The embodiments shown and described above are only examples. Many details are often found in the art such as the other features of a borderless display device. Therefore, many such details are neither shown nor described. Even though numerous characteristics and advantages of the present technology have been set forth in the foregoing description, together with details of the structure and function of the present disclosure, the disclosure is illustrative only, and changes may be made in the detail, especially in matters of shape, size, and arrangement of the parts within the principles of the present disclosure, up to and including the full extent established by the broad general meaning of the terms used in the claims. It will therefore be appreciated that the embodiments described above may be modified within the scope of the claims.

Claims

1. A borderless display device comprising:

at least two adjacent mosaic display screens with a mosaic boarder, the mosaic boarder is formed by the adjacent mosaic display screens at a mosaic zone; and

a border display bar covering the mosaic border, the border display bar comprising: a power circuit board; a substrate layer disposed on the power circuit board, the substrate layer having a plurality of conductive vias; and a light emitting element pixel array disposed on the substrate layer, the light emitting element pixel array comprising a plurality of light emitting element pixels, each of the light emitting element pixels has a light emitting surface and a plurality of signal lines, all of the light emitting surfaces are composed as a light exit surface; wherein the signal lines of the light emitting element pixel is electrically connected to the power circuit board through the conductive vias, and the signal lines of the light emitting element pixel are guided to a surface of the power circuit board away from the light exit surface.
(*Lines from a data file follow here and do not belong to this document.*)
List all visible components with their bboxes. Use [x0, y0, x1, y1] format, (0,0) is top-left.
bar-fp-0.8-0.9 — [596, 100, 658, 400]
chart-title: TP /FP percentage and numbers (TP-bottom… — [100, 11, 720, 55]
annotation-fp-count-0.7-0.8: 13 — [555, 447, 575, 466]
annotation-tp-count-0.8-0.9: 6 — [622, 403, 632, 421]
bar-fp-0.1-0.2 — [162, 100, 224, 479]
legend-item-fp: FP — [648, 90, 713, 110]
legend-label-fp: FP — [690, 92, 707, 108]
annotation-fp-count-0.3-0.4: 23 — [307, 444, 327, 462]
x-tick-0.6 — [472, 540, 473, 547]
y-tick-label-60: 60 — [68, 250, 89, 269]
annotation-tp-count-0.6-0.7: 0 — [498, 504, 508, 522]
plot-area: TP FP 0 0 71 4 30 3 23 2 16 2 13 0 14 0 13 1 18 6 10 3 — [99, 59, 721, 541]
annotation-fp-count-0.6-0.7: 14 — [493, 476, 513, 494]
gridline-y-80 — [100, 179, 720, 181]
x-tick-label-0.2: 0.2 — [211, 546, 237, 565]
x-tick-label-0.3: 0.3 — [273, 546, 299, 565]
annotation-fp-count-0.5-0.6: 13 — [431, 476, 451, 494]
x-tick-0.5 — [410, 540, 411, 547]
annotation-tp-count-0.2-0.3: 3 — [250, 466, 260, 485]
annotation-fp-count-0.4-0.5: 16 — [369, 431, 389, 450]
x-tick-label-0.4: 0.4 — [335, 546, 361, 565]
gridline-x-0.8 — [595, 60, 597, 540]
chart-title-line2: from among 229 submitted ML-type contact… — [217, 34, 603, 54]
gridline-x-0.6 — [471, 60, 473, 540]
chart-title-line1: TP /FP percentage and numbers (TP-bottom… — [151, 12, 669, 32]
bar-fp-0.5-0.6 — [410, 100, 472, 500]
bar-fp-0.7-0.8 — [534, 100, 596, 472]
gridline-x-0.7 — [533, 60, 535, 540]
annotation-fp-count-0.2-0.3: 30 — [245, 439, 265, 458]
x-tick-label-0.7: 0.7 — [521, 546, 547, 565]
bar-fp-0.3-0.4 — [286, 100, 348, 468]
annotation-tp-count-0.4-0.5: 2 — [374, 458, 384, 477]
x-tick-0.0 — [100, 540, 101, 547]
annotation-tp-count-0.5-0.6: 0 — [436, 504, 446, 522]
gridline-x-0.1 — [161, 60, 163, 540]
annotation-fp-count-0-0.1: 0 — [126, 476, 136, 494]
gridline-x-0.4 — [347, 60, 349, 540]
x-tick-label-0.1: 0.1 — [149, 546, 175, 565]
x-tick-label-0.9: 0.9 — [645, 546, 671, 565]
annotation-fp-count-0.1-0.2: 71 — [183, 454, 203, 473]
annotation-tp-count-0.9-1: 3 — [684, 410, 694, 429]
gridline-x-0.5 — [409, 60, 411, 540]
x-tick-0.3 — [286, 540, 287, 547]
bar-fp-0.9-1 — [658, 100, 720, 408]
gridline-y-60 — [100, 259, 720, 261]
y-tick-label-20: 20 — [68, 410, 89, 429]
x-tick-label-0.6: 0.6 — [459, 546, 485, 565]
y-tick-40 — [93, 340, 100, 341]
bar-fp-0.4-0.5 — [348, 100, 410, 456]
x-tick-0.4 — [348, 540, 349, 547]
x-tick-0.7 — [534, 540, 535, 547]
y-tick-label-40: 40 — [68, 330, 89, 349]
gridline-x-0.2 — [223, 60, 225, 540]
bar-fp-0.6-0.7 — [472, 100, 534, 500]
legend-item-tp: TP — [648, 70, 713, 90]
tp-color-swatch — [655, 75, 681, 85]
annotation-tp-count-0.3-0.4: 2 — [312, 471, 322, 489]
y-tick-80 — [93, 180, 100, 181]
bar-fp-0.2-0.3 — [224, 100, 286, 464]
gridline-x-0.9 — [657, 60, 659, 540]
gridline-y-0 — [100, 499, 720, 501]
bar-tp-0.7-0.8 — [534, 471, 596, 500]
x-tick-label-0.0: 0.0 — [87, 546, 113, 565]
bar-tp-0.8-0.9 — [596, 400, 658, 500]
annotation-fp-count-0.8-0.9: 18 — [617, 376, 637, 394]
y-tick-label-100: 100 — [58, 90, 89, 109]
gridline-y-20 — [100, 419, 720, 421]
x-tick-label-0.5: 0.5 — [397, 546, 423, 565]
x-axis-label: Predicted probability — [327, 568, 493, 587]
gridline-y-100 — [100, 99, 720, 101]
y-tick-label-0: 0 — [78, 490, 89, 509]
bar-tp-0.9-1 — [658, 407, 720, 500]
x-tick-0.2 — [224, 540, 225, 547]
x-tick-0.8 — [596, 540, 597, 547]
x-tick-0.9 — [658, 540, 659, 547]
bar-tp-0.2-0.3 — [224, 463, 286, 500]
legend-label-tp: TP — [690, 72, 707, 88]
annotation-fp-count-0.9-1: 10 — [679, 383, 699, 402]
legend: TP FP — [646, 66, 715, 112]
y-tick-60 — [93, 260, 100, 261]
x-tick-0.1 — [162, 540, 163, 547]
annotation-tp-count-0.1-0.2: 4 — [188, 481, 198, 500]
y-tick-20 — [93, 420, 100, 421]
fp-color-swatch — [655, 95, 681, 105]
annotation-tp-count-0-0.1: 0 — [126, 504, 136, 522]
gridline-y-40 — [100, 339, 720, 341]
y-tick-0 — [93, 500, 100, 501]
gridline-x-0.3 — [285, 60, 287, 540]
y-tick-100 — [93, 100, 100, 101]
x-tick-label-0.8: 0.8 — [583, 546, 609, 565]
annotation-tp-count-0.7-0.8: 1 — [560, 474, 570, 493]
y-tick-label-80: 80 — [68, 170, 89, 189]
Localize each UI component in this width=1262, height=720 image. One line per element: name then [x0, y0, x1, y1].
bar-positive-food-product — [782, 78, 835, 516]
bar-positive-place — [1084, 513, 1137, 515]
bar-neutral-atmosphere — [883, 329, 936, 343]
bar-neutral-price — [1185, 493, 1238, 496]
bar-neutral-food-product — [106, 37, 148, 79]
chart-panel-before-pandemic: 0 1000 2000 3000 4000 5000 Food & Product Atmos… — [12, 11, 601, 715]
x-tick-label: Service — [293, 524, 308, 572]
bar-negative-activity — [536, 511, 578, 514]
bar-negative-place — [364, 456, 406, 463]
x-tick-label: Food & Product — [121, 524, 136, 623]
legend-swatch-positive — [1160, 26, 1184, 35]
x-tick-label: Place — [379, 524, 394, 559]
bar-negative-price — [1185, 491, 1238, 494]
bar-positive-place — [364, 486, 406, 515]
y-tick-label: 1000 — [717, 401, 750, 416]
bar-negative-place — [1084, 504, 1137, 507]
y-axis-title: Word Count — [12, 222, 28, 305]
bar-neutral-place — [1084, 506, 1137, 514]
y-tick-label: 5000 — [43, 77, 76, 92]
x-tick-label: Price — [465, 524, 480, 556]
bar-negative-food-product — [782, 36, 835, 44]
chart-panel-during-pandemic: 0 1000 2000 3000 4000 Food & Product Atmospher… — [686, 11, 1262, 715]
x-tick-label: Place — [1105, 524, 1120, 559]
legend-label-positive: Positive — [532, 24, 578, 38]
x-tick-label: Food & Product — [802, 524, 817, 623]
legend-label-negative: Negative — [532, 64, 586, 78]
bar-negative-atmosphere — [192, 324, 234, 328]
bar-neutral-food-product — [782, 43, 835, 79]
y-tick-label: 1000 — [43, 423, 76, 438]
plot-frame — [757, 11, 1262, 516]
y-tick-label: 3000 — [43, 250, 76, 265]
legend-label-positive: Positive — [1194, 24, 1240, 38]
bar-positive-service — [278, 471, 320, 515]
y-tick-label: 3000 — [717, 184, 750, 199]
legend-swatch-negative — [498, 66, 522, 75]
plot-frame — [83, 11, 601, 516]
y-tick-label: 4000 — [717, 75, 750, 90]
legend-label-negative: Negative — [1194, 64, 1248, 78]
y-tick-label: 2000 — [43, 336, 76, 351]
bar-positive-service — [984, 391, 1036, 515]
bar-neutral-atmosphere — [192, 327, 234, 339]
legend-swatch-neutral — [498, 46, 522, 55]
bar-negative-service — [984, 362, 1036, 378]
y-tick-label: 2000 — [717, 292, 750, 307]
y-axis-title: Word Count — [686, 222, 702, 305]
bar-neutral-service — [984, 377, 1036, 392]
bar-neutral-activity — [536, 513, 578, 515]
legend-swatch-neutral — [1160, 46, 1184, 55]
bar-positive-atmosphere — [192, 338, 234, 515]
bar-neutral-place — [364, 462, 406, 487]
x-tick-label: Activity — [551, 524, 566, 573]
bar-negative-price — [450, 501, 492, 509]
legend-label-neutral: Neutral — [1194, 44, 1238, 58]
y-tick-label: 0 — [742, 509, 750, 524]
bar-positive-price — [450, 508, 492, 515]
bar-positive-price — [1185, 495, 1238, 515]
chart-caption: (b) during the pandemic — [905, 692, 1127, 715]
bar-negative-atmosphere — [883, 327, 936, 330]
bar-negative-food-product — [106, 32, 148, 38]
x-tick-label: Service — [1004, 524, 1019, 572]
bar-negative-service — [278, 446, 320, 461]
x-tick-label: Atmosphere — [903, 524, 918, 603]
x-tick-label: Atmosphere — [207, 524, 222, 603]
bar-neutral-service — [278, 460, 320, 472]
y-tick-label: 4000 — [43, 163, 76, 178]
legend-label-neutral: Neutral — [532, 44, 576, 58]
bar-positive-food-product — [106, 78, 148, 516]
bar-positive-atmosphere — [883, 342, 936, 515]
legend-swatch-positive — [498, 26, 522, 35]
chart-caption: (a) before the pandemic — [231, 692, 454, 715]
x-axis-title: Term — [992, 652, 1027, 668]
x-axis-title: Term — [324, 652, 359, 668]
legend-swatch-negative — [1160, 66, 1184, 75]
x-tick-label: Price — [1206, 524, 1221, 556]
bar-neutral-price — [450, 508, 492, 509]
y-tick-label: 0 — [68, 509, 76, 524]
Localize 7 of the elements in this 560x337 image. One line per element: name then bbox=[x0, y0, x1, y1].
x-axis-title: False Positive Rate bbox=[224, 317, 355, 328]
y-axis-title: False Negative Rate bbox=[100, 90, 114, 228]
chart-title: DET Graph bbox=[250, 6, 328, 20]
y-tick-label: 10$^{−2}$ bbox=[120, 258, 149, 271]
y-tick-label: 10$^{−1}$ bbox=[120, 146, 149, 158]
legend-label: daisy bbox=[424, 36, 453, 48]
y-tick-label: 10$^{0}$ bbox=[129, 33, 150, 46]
2. The borderless display device of claim 1, wherein the borderless display device further comprises an image processor, the image processor is electrically connected to the border display bar and each of the display screens, the image processor divides image signals into multiple sections and separately transfers the corresponding sections to the display screens and the border display bar to display the image.

3. The borderless display device of claim 1, wherein the borderless display device further comprises a driving circuit, the driving circuit is disposed on a surface of the circuit board away from the substrate layer.

4. The borderless display device of claim 1, wherein the light emitting element pixel is an organic light emitting diode (OLED), the OLED is selected from an active matrix organic light emitting diode (AMOLED) or passive matrix organic light emitting diode (PMOLED).

5. The borderless display device of claim 1, wherein the border display bar further comprises a microlens array disposed on the light emitting element pixel array.

6. The borderless display device of claim 5, wherein the microlens array comprises an array of lenses formed on the surface of the microlens array away from the light emitting element pixel array, the numbers of the lenses and the light emitting element pixels are the same, and the positions for each lens is corresponding to the positions for each of the light emitting element pixels.

7. The borderless display device of claim 6, wherein the lens sizes for each lens are substantially same as the pixel sizes of the display screens.

8. The borderless display device of claim 5, wherein the borderless display device further comprises a diffuser sheet disposed between the light emitting element pixel array and the microlens array.

9. The borderless display device of claim 8, wherein the borderless display device further comprises an optical filter disposed between the light emitting element pixel array and the diffusion sheet.